28/11/2013 – 08H00 Vitré (Breizh-info.com) – Pierre Méhaignerie, à presque 75 ans, sera une fois de plus candidat aux élections municipales de 2014. « On ne change pas une équipe qui stagne », ironise un Vitréen. Il y a longtemps que Pierre Méhaignerie incarne la stabilité molle : il a été élu maire de Vitré en mars 1977.

Il représente d’ailleurs bien davantage : fils de député MRP, c’est l’un des derniers héritiers de ces centristes chrétiens qui ont dominé massivement la politique bretonne pendant des décennies jusque dans les années 1980. Il est comme le dernier chêne de la grande forêt primaire qui couvrit jadis la Bretagne. Il a appartenu à cinq partis différents au cours de sa carrière (CDS, Force démocrate, UDF, UMP et UDI). Mais ce sont eux qui ont changé, pas lui. Début novembre encore, Pierre Méhaignerie participait à la réconciliation centriste de François Bayrou et Jean-Louis Borloo.

Une arme contre l’UMP ? On ne doit jamais oublier les conditions de son entrée en politique, en 1968. Alors que son étiquette centriste et son statut de « fils de » auraient dû lui assurer un succès facile, il avait été battu par le parti gaulliste. Son père avait perdu son propre mandat. Il ne s’est jamais tout à fait remis de cette blessure originelle.

Car le modeste Pierre Méhaignerie est sûr de son importance. « Lors d’un passage aux Galeries Lafayette […], j’ai été interpellé par deux vendeurs, originaire d’Afrique et du Maghreb, qui non seulement exprimaient leur soutien mais me demandaient l’adresse de l’UMP pour y adhérer ! » écrivait-il le mois dernier sur son blog, évoquant un souvenir de 2007. Douze ans après son dernier poste ministériel, des immigrés de fraîche date incapables de trouver eux-mêmes l’adresse de l’UMP reconnaissaient Pierre Méhaignerie dans la foule : c’est dire à quel point l’homme a marqué les esprits…
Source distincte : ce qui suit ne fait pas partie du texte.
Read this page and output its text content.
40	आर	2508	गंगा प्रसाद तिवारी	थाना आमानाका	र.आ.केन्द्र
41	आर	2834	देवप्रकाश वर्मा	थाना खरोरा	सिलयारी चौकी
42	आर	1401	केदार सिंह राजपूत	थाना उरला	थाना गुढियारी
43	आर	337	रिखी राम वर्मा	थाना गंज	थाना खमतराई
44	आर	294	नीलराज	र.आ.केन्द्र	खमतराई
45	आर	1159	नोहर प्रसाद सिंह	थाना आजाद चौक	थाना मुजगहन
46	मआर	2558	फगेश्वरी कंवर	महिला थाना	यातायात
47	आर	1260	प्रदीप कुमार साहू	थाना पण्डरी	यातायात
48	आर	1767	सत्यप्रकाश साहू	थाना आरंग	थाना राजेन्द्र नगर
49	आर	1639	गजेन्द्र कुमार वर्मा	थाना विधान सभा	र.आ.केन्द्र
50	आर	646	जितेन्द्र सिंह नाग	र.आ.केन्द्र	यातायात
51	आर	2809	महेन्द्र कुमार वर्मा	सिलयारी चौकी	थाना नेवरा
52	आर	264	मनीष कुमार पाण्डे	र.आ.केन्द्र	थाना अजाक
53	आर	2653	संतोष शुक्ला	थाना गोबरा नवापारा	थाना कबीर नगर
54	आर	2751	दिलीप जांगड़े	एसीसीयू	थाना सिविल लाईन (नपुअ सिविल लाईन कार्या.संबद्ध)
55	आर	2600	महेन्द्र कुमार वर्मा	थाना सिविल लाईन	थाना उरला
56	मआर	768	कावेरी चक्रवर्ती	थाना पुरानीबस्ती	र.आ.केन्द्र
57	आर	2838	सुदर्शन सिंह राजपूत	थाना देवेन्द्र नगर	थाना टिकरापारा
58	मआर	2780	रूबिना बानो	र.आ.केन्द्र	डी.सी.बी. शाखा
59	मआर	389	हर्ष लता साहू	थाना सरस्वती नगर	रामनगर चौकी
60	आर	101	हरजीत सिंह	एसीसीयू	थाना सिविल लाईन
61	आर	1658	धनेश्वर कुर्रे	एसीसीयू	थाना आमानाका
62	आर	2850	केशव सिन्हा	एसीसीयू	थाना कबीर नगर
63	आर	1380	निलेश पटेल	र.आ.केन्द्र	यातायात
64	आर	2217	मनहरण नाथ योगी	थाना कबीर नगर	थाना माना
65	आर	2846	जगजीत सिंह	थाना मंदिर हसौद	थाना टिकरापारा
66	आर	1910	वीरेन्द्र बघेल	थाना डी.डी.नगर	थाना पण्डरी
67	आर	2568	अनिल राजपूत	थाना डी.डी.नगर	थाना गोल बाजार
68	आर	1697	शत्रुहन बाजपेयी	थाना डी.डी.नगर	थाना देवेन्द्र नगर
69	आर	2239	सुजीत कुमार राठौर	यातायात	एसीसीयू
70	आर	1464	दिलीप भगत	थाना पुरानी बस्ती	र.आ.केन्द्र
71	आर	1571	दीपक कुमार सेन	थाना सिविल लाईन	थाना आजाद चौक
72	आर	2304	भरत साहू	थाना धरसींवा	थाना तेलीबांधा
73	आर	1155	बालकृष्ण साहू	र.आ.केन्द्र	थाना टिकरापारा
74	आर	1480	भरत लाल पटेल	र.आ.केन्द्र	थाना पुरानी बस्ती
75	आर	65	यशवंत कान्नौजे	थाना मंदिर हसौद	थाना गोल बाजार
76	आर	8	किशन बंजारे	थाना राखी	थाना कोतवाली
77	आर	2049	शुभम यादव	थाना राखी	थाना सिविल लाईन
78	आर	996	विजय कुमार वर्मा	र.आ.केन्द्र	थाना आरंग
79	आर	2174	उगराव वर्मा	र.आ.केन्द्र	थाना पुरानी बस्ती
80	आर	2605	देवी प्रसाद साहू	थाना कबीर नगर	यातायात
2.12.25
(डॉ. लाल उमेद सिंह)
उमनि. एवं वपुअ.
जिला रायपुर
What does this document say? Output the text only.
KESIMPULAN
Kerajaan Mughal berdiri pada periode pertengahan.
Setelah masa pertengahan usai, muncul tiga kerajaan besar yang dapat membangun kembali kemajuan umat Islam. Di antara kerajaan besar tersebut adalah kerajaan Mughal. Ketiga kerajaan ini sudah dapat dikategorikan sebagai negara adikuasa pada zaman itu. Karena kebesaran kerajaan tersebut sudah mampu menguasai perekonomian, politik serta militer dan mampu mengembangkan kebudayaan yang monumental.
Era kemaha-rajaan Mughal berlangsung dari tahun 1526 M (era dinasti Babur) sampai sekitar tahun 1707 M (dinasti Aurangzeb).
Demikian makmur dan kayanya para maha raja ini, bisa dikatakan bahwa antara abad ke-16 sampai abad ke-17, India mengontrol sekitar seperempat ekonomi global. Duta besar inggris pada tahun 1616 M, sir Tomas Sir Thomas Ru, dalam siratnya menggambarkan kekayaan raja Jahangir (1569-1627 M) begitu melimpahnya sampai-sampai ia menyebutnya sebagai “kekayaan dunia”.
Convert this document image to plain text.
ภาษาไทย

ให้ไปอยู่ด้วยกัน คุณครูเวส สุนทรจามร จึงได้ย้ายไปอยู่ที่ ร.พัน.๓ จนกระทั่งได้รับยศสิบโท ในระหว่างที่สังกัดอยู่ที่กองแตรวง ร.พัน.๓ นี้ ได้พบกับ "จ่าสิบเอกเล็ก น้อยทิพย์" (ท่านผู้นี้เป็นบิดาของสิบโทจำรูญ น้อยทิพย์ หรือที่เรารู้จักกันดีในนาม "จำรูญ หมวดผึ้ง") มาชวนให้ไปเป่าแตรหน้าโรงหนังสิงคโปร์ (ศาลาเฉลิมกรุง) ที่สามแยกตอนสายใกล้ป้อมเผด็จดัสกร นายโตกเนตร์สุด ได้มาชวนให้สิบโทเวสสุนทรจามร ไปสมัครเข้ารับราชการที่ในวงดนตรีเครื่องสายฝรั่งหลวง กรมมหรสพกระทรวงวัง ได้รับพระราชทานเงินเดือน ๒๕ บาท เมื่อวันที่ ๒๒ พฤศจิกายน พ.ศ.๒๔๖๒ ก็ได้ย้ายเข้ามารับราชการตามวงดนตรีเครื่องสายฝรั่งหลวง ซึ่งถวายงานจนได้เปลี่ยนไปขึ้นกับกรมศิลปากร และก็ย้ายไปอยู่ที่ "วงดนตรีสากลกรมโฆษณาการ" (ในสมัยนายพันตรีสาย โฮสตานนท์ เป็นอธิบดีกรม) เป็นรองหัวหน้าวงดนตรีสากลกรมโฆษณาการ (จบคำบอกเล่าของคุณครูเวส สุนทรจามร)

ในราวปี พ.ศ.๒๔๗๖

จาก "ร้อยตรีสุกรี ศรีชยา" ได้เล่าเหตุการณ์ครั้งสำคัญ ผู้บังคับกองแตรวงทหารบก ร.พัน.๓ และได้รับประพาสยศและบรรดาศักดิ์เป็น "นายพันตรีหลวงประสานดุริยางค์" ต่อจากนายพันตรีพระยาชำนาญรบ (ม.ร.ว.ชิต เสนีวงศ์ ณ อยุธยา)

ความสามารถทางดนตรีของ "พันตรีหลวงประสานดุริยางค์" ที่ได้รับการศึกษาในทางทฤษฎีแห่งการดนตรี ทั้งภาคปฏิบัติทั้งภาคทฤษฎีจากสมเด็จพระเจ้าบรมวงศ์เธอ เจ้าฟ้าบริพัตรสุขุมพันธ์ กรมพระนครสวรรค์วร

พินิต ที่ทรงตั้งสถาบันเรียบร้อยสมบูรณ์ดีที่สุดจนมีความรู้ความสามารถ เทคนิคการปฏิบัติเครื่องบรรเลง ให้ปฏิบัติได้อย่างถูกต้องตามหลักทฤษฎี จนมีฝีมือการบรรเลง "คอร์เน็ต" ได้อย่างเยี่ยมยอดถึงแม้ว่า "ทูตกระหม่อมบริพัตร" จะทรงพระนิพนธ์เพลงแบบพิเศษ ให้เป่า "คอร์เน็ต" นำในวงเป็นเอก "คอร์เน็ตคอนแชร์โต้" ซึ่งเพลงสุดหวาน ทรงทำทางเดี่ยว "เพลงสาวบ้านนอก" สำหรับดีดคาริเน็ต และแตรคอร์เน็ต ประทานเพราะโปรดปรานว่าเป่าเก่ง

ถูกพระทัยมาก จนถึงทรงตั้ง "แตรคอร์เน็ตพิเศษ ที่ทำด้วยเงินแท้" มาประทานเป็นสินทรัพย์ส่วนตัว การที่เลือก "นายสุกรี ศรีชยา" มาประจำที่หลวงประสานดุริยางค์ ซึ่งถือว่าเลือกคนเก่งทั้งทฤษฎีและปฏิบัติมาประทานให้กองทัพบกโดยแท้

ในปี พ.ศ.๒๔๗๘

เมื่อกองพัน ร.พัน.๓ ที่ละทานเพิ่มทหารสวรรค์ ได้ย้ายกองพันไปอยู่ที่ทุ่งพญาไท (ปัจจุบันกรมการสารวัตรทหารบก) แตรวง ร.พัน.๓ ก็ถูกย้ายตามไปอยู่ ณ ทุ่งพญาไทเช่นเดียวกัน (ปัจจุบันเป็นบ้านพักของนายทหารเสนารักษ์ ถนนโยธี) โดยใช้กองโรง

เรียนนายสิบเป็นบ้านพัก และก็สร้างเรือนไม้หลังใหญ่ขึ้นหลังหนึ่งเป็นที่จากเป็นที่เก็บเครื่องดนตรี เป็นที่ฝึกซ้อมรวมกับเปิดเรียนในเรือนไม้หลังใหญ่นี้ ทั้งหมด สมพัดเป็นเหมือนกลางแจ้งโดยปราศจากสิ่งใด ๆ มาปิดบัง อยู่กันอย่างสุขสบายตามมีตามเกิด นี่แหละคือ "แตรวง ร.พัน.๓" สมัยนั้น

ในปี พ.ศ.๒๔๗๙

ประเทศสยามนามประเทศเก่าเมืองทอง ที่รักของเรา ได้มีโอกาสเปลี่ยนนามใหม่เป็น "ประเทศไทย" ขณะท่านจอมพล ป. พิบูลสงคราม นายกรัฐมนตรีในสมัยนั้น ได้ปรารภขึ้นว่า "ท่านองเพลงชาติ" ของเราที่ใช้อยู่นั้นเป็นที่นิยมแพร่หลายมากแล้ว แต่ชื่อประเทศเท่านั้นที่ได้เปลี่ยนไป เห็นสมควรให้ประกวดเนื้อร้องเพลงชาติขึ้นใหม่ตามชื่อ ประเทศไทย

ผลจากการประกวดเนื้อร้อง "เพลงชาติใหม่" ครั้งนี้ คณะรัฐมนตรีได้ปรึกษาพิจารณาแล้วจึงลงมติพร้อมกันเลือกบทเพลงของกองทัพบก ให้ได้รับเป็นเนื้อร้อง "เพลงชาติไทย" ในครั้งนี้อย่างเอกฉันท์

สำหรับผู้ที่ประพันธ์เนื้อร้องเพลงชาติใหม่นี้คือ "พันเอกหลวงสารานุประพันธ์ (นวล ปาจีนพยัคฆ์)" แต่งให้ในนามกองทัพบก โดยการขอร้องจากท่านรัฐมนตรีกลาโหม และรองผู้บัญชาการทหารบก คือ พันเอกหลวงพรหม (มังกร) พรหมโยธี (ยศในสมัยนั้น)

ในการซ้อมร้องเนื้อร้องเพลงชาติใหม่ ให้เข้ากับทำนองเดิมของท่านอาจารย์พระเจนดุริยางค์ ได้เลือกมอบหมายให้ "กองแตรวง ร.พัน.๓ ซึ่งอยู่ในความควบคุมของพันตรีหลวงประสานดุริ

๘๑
Pierre Méhaignerie vieillissant a cependant choisi de privilégier le local. Il a abandonné son siège de député l’an dernier. Et à l’heure des comptes, c’est probablement son rôle municipal qui figurera du côté positif de la balance. Vitré se porte plutôt pas mal. Le taux de chômage ne dépasse pas 6 %. « La communauté de communes présidée par Pierre Méhaignerie ne compte que trois vice-présidents (670 euros d’indemnité mensuelle) alors qu’elle peut prétendre à vingt », s’émerveillait récemment Le Figaro. Frugalité remarquable en effet quand la plupart des intercommunalités bretonnes ressemblent à des armées mexicaines. Et Pierre Méhaignerie sait mettre en valeur ses succès, comme l’inauguration la semaine dernière des nouveaux locaux de Panalog. « On ne change pas une équipe qui stagne », reprend notre interlocuteur Vitréen. « Mais stagner quand tout le reste fout le camp, ce n’est déjà pas si mal. »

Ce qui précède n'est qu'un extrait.